Yes, I could screen the heck out of my breasts, but that wouldn't stop a tumor from forming. Eventually, one of the MRIs or breast exams would very likely show, based on the numbers and my family history, a suspicious lesion or palpable mass that would be cancer.
I made a "drastic" decision. I opted for a risk-reducing prophylactic mastectomy.
I was distraught for weeks before my surgery. It couldn't happen soon enough. A few family members could not wrap their head around the notion that I would remove perfectly "healthy" breast tissue. But for me there was no other choice. I would not let this mutation hold me hostage, or let it play Russian roulette with my life.
I cannot begin to explain the overwhelming sense of relief when I awoke from anesthesia that cold afternoon last February. My breasts were gone. But more important, my life was mine again.
Earlier this month, the Supreme Court of the United States heard arguments as to whether isolated genes, like BRCA-1/2, can be patented. The court's decision has the potential to extend or save millions of lives. Under the current law, if companies can patent our DNA, they can prevent us from receiving affordable testing and new and effective treatments for diseases that have the potential to take our lives.
Currently, there are two options for BRCA-1/2 mutation carriers: worrisome, watchful waiting, or radical surgery. By holding the patent for BRCA-1/2, Myriad Genetics may actively block work that promises to provide treatments and potential cures. If it is found that either of my children inherited the mutation, and the current law is upheld, they may have no better options than those I was given.

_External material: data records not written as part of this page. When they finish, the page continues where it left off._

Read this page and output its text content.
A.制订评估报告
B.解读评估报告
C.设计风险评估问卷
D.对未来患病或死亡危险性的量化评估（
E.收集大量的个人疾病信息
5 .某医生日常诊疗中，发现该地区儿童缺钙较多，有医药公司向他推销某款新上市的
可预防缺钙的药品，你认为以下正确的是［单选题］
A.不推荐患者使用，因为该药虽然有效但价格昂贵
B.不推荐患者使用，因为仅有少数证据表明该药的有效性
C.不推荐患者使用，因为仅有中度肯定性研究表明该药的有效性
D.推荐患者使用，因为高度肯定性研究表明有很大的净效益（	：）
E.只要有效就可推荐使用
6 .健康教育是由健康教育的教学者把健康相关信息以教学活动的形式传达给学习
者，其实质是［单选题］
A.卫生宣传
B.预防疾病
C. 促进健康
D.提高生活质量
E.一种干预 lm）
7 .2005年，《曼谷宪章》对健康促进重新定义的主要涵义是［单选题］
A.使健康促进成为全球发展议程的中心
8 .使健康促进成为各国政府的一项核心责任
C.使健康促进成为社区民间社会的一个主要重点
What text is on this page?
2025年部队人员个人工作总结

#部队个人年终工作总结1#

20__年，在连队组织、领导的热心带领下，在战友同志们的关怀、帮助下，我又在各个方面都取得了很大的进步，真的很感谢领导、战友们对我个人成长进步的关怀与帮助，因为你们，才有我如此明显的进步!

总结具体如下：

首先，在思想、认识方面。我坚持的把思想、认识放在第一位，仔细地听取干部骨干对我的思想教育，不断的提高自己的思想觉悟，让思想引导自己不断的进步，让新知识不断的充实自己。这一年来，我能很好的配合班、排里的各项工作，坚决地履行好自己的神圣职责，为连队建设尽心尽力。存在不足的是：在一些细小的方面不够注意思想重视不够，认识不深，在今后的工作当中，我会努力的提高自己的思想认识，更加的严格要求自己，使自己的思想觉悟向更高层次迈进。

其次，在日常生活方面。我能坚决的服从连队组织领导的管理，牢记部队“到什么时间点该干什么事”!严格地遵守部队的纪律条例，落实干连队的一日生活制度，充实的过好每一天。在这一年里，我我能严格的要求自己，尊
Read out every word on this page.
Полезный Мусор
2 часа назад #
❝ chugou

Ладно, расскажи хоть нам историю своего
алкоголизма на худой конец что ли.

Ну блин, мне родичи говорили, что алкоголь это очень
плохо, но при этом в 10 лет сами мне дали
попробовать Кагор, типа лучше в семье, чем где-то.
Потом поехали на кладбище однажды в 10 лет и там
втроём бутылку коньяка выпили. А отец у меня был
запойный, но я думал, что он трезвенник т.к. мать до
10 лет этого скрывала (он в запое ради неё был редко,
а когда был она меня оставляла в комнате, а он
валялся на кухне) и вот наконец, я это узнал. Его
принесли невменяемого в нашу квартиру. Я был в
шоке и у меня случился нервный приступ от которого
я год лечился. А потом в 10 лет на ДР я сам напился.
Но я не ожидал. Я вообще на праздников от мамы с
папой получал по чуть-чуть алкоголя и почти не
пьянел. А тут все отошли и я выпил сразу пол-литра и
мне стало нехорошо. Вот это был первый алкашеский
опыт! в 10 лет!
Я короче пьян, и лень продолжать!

The decision will affect far more than just BRCA-1/2 carriers. The Human Genome Project has identified 19,599 protein-coding genes. Already, more than 4,000 genes are covered by at least one U.S. patent. If a corporation monopolizes the genes, it means the world's scientists cannot collaborate as freely to investigate the effects of, and treatments for, genetic mutations. This restriction could potentially delay cures for cancers, targeted gene therapies for chronic disease, and inventions of vaccines.
These are our genes. Our diseases. Our lives. The only prudent and judicious action is for the Supreme Court to strike down the appellate court's decision that allowed the patent (Association for Molecular Pathology et al. v. Myriad Genetics, et al.). Human genes should not be patented.
Unlike many family members with a BRCA-1 mutation, I was able to reduce my breast cancer risk substantially by learning of the deleterious gene before a cancer diagnosis was made. That probably saved my life. But it cost me my breasts.
If the patent to Myriad Genetics had not been granted in 1997, what better optional treatments would have been afforded to me and other mutation carriers, aside from such drastic risk-reduction surgery? And if all of our genes can be patented, what further treatments, and lives, will be lost?
Elizabeth DeHart is a lifelong Utah resident, employed in sports medicine, mother of 2, and carrier of a deleterious BRCA-1 gene mutation. She lives in West Jordan.